Initially the update did not work, because unfortunately the latest version 2.10 introduced a copypaste bug when a password is given for the MQTT client. The password was appended to wrong buffer.
Apropos buffers: The new version uses a separate buffer for receiving values and one for publishing to topics, so the client does not break if you publish new topics from the callback. The big issue with current client (next to the still existing keep-alive) code is that the main receive loop() uses the same buffer than the publishing code, which may lead to problems when you write to the MQTT from the callback - which BSB-LAN is doing (we publish our status from the callback).
I also now understood the code around the keepalive:
The keepalive code still has the initialization problem as mentioned before.

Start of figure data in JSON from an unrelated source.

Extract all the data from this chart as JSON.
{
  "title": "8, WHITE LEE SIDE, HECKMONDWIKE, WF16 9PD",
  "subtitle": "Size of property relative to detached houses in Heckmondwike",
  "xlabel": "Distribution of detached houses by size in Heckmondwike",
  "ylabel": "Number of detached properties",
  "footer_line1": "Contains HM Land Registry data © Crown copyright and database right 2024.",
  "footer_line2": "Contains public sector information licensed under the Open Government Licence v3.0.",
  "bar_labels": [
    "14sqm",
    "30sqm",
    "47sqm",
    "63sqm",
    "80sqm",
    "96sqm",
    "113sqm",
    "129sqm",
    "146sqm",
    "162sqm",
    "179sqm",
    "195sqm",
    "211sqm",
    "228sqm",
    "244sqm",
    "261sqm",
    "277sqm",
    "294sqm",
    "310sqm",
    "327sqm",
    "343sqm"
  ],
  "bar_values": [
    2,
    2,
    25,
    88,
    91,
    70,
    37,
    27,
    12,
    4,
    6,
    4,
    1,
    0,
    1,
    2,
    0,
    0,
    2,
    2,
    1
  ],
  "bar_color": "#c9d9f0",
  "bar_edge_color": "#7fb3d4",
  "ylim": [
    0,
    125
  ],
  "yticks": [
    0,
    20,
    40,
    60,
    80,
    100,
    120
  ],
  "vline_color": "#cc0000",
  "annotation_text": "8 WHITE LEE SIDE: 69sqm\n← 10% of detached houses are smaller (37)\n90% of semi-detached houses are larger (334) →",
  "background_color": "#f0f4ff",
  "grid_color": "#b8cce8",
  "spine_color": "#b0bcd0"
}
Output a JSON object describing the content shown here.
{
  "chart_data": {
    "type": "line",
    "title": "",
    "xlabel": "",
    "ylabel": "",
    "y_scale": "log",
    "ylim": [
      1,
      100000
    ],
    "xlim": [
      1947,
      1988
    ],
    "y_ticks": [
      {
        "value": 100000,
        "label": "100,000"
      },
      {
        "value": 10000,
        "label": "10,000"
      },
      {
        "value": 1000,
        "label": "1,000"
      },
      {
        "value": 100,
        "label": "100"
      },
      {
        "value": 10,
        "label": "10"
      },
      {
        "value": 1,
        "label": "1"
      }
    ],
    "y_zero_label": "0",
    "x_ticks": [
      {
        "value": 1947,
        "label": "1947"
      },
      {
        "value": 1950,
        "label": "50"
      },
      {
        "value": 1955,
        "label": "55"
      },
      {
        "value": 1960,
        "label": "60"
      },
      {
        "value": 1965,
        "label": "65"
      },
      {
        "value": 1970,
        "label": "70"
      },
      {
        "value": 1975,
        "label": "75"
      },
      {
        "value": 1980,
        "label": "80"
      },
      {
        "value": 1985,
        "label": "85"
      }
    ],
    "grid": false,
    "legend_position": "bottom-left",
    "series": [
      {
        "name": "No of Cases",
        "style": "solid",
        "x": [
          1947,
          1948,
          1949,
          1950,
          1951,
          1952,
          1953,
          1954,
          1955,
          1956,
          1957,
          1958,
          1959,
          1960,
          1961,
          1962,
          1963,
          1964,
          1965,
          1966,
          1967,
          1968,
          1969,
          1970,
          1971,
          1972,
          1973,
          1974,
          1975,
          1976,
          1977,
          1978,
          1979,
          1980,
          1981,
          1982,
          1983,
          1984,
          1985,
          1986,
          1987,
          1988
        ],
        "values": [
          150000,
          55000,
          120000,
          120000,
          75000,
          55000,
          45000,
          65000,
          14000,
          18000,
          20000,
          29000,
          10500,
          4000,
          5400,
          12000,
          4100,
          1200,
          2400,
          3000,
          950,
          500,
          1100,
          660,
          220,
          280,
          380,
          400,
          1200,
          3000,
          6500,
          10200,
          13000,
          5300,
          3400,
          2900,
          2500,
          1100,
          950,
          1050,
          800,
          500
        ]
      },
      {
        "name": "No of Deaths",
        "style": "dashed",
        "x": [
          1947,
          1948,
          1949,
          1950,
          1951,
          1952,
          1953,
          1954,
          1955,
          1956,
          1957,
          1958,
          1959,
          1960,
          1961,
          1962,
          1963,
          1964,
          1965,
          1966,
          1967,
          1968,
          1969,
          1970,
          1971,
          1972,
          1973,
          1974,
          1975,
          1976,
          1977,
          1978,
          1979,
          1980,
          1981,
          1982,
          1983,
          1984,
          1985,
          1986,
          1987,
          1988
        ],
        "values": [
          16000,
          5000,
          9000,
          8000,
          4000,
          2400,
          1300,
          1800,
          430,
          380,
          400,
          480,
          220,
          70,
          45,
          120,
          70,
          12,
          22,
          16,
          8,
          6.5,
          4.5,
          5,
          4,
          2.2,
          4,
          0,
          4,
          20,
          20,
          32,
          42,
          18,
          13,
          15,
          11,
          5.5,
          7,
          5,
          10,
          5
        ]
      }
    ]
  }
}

For all issues in version 2.10 of the pubsubclient library I will open a PR on their repository tomorrow. Maybe they release 2.11 soon. The password issue is the biggest problem (copypaste error where send_buffer was used instead of receive_buffer) is a serious bug! The keepalive handling works better now.
I marked all lines of code that I patched in the current version with a comment. When you update to 2.11 or later, the lines are hopefully obsolete.
I have this new code now running on my box. Observations:
I am at moment making the stress test. If all works well tomorrow morning, feel free to commit this.